Apple defines four QoS levels, numerically 9, 17, 25 and 33, of which only one (9) results in threads being constrained to one type of core. Threads at each of the three higher QoS can be run on either E or P cores, depending on allocation by macOS. When looking at the effects of different QoS it’s easy to conclude from uncontended testing that there’s little difference between those three levels. To get a better insight, I ran floating point tests at various QoS against compression at a QoS value fixed at 25, using just the M1 Pro.


The table above gives, in the first column, the time in seconds for the compression task to complete. The second column gives the time in seconds for the concurrent floating-point test to complete, with its QoS given in the final column.

This shows the interaction between threads at different QoS levels. When the competing floating-point task has a lower QoS than the compression task, compression is only slowed slightly, and the time required for the floating-point task is more than doubled. When the floating-point task QoS exceeds that of compression, the former takes little longer than it does when run alone, and the compression task takes nearly twice as long.

While there are no surprises here, this demonstrates that allocating queues and threads an appropriate QoS is important even when using the three higher levels, which don’t constrain threads to E cores.


  • Although processes and threads run on both E and P cores complete more quickly on the M1 Pro, when constrained to the E cores some are significantly quicker on the M1 mini. This occurs despite the difference in frequencies of the E cores when running threads at the lowest QoS.
  • M1 mini and Pro chips run their E cores at different frequencies when running threads at the lowest QoS. The four cores in the M1 mini cluster are then constrained to 972 MHz, while the two cores in the M1 Pro cluster may be run at their maximum frequency of 2064 MHz.

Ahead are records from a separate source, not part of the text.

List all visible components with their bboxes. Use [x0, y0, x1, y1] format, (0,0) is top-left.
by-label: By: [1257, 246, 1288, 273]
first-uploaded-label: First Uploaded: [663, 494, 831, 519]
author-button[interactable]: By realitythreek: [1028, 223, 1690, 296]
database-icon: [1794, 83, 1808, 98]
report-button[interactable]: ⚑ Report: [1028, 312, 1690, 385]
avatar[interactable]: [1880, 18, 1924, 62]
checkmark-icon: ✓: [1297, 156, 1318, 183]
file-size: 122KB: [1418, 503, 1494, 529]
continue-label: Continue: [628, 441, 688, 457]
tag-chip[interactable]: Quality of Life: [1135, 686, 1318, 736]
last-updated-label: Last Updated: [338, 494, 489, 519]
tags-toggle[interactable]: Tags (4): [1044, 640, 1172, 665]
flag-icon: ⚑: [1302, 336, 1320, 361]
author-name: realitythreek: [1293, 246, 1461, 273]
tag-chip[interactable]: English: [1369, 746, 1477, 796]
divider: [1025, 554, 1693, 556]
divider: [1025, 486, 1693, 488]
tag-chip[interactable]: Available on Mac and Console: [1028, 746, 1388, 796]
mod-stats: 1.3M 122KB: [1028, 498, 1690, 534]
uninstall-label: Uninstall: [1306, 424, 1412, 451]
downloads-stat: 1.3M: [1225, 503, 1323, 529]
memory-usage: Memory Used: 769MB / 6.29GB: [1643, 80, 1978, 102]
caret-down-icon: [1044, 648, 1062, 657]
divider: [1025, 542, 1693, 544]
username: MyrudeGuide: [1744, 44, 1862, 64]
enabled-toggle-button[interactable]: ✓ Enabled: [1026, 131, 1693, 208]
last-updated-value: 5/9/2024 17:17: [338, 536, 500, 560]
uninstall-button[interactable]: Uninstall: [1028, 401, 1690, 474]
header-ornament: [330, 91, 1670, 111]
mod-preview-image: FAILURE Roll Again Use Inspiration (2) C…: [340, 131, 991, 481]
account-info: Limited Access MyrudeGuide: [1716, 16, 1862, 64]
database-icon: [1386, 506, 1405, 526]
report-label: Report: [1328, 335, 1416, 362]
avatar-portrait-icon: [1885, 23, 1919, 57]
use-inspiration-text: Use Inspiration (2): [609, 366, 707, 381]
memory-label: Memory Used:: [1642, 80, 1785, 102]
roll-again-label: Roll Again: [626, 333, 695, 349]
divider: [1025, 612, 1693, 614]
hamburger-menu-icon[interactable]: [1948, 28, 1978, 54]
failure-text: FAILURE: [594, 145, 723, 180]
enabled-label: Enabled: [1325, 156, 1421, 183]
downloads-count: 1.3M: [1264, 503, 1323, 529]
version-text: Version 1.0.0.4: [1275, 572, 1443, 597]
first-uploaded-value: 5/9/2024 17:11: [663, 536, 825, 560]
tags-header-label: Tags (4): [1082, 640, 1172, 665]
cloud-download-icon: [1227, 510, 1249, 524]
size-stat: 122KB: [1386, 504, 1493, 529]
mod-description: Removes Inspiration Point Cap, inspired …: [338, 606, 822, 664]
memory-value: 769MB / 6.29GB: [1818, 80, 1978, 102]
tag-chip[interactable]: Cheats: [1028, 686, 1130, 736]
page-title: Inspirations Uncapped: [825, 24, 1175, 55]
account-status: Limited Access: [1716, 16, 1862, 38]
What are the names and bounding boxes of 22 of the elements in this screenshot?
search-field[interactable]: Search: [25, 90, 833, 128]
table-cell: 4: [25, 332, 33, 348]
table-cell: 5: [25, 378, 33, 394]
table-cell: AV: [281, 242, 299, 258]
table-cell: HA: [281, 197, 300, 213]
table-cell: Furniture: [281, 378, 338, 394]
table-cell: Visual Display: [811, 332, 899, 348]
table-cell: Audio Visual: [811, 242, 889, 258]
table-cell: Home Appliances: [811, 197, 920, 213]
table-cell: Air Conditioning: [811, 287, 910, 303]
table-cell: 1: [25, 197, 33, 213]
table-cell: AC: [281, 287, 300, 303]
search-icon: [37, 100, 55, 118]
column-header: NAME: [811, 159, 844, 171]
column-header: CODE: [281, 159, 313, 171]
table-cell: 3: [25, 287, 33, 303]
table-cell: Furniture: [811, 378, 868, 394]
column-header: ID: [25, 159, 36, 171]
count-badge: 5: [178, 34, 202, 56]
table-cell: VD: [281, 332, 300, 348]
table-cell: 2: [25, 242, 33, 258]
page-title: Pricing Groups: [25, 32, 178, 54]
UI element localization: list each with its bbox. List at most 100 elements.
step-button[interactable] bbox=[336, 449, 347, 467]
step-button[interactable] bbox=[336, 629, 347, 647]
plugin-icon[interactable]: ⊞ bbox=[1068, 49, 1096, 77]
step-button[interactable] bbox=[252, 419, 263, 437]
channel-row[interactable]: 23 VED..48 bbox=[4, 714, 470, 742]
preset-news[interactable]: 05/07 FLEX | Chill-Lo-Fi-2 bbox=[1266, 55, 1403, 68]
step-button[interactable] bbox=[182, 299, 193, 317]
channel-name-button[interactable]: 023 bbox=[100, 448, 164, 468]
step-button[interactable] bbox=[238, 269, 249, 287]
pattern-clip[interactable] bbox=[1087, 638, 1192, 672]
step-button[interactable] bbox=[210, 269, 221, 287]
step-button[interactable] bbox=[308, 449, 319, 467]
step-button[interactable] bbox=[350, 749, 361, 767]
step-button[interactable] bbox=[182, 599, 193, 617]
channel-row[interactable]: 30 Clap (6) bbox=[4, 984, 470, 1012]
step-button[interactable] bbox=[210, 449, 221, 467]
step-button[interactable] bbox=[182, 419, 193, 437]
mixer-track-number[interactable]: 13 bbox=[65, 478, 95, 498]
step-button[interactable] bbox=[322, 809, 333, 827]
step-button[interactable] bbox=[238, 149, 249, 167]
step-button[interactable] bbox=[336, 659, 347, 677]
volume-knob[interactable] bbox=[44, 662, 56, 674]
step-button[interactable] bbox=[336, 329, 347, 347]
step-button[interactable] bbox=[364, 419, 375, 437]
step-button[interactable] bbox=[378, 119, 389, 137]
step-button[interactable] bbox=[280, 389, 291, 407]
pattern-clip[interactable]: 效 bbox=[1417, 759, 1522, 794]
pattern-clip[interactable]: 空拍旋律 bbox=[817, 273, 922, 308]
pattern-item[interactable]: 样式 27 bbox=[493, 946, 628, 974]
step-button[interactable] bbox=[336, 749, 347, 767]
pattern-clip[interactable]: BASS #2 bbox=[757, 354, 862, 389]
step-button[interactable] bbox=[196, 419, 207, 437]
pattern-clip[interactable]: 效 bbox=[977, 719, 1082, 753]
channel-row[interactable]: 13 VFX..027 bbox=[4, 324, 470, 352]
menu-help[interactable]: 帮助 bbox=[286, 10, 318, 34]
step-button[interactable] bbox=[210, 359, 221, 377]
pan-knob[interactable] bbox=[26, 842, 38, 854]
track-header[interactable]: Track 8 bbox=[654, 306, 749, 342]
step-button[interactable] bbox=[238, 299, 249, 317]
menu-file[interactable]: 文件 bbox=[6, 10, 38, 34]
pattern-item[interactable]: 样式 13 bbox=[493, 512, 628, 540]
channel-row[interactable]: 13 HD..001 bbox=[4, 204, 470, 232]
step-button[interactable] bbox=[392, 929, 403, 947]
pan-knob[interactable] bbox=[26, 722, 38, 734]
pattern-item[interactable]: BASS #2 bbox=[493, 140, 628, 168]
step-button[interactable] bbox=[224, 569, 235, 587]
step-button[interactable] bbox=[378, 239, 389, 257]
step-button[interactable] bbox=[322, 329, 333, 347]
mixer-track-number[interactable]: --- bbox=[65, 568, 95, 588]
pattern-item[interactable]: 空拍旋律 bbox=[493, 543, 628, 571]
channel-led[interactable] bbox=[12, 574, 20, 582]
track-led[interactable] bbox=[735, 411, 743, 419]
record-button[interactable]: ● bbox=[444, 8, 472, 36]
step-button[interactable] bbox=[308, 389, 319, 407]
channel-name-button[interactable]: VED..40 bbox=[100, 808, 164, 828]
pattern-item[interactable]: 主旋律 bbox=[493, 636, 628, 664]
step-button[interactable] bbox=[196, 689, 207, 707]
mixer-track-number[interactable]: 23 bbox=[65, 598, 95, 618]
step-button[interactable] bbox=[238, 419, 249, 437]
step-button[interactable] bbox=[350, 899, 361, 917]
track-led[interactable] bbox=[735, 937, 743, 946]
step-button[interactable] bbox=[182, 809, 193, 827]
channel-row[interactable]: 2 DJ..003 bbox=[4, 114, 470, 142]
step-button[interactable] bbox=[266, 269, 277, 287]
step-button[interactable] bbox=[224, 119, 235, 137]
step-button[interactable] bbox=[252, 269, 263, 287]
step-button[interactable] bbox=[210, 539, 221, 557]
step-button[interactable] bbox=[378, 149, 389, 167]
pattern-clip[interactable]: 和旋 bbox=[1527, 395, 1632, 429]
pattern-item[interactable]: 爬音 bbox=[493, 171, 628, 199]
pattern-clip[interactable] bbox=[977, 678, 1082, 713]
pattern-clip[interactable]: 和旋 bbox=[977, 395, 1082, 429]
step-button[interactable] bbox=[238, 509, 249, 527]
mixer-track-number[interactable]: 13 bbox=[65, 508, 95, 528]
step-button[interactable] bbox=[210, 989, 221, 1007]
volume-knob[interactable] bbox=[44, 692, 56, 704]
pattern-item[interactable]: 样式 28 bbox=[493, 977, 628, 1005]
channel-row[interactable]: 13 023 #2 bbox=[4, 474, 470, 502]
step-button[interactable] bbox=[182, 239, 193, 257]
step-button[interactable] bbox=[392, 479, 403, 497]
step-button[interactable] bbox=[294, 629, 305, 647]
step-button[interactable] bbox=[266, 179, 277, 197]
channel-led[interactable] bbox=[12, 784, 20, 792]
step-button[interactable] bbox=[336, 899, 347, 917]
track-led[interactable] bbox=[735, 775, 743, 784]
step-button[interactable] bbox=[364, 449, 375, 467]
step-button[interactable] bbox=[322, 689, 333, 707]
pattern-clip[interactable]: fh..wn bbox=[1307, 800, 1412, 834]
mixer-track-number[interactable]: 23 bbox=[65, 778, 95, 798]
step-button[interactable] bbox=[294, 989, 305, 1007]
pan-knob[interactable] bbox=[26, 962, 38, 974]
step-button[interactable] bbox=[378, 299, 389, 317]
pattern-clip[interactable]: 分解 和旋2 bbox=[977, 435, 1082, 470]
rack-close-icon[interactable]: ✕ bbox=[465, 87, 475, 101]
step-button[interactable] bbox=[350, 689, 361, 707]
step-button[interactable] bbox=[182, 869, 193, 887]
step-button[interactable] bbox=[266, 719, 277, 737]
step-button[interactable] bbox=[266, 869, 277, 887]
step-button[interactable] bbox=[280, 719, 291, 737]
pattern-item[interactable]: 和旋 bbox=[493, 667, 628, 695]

Code dependent on resources outside the cluster may still run more slowly on the M1 Pro despite that difference in frequency.
  • Contending threads from different processes are run concurrently on the core types to which macOS allocates them. Those at the lowest QoS are never run on P cores, even when the E cores are already fully loaded but the P cores are idle.
  • When run at any of the three higher QoS levels, macOS allocates priority to threads according to their QoS, so that those with higher QoS are given higher priority than those with lower QoS. Assigning an appropriate QoS to threads is therefore important in determining overall performance, particularly when threads are in contention with others. As a result, assessing performance without contention can be misleading.
  • Understanding core allocation and the interaction of QoS levels under contention are essential to achieving optimal app performance on Apple Silicon Macs.